両親よりも2人の兄のどちらかが父だと言われても不思議ではない程の年の差。
同じ年齢の子供は城内にはおらず、時折貴族の子供がいる事はあったが、第三王子となれば取り入る必要もないと思うのか会釈をして話し相手にもなってくれず遊び相手はもっぱら侍女か従者だった。


熱を出しても、咳をしても心配をしてくれるのは乳母でまわりの者が言うには「両陛下も殿下が可愛くて仕方ないのでしょうね」だったが、1週間両親の顔を見ない日も当たり前のようにあった。

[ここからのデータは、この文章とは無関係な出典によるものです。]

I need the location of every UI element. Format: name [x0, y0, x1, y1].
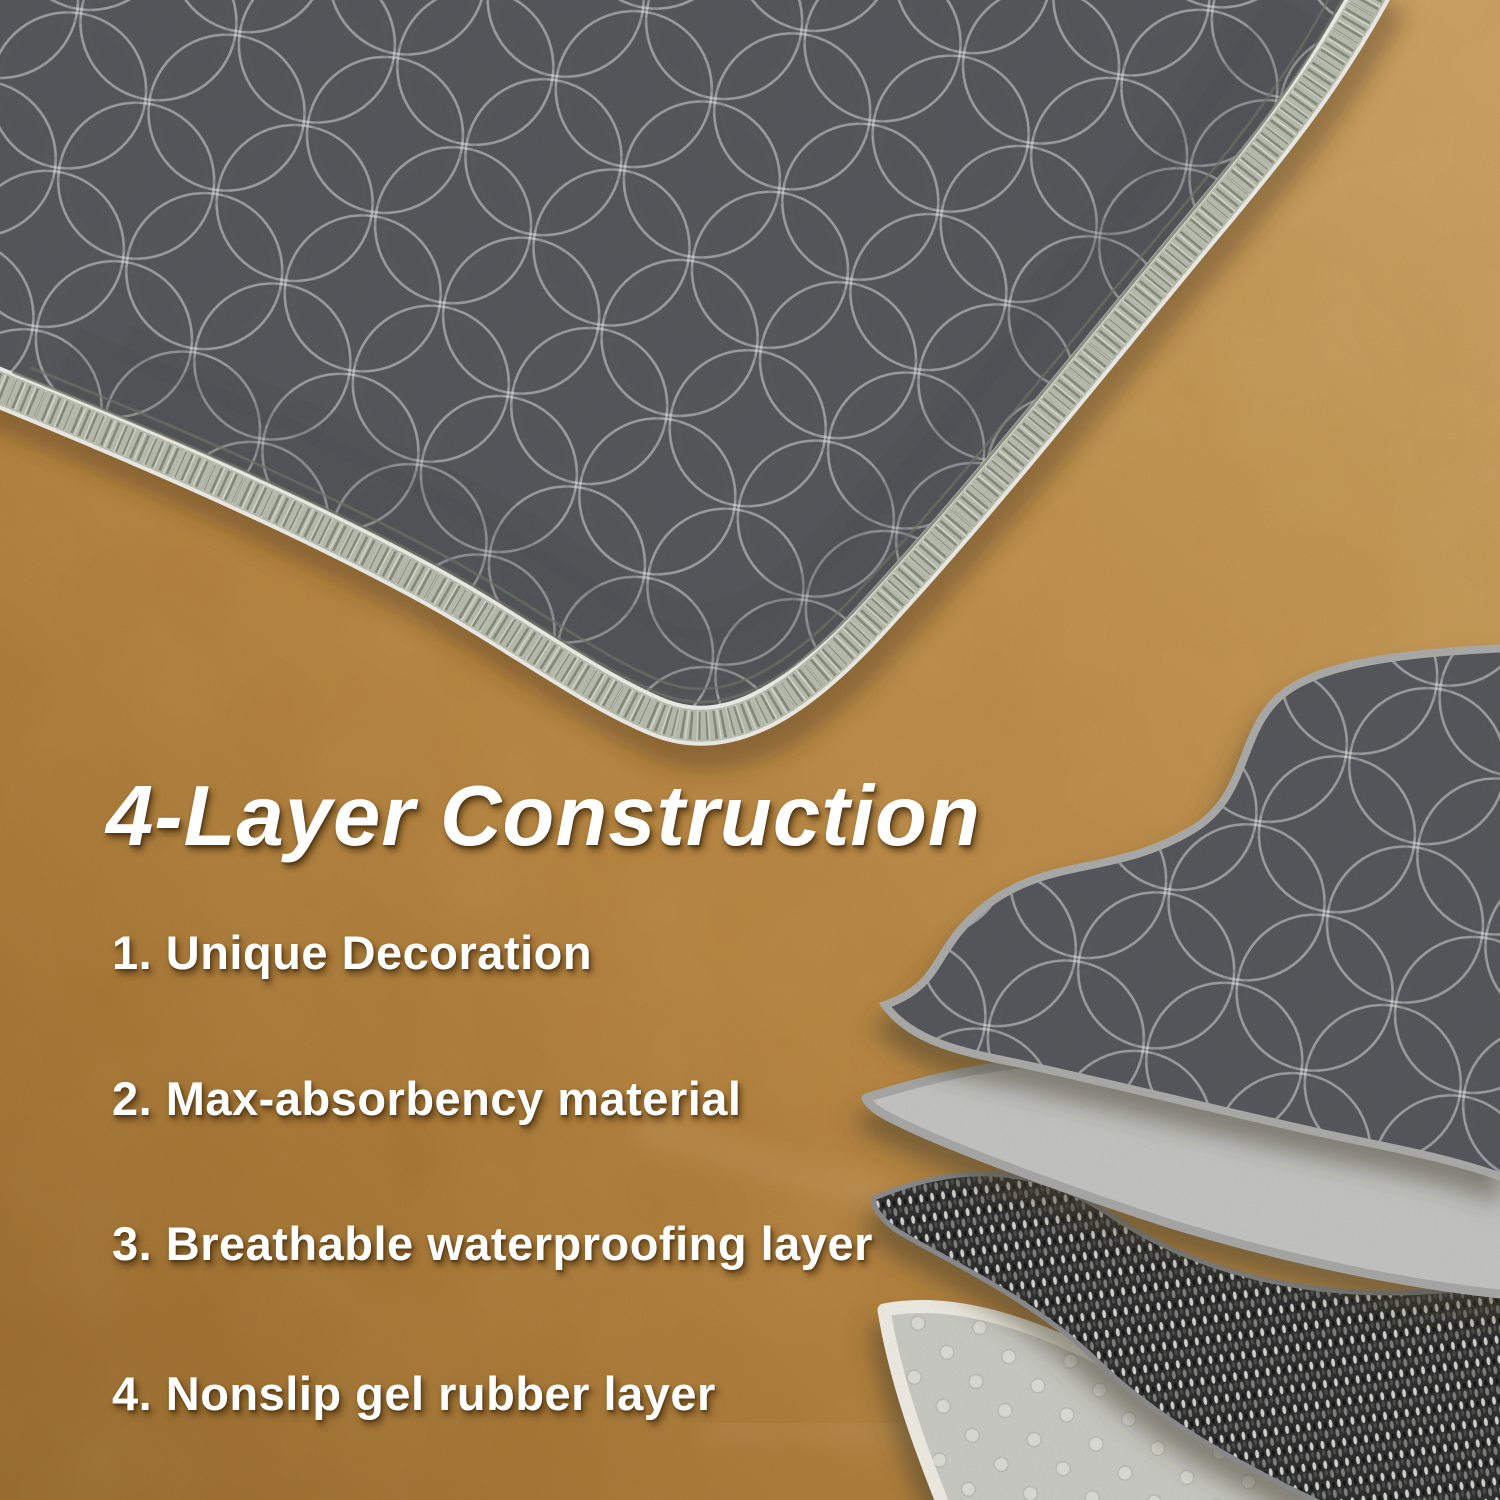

上の2人の兄は良く城を抜け出し2人で市井に出て遊んだこともあったようだが、1人となるとそれも出来ない。講師が来て勉強を教えてはくれるものの、覚えたところで次の国王は長兄、そして補佐として次兄と宰相。自分の居場所は何処になるのだろうと思い悩む日々が続いていた。


そんな時、8歳になった時である。
長兄のアルフォンスがどうやら妃になる女性を迎えるとの話があった。
他国の子爵令嬢でアルフォンスとは13歳も年齢差があると言う。

兄たちよりも年齢の近しいその令嬢はジュリアスにとって楽しみな女性でもあった。兄の妃になる女性だと言われても「友人」が出来る。そんな感覚に近かった。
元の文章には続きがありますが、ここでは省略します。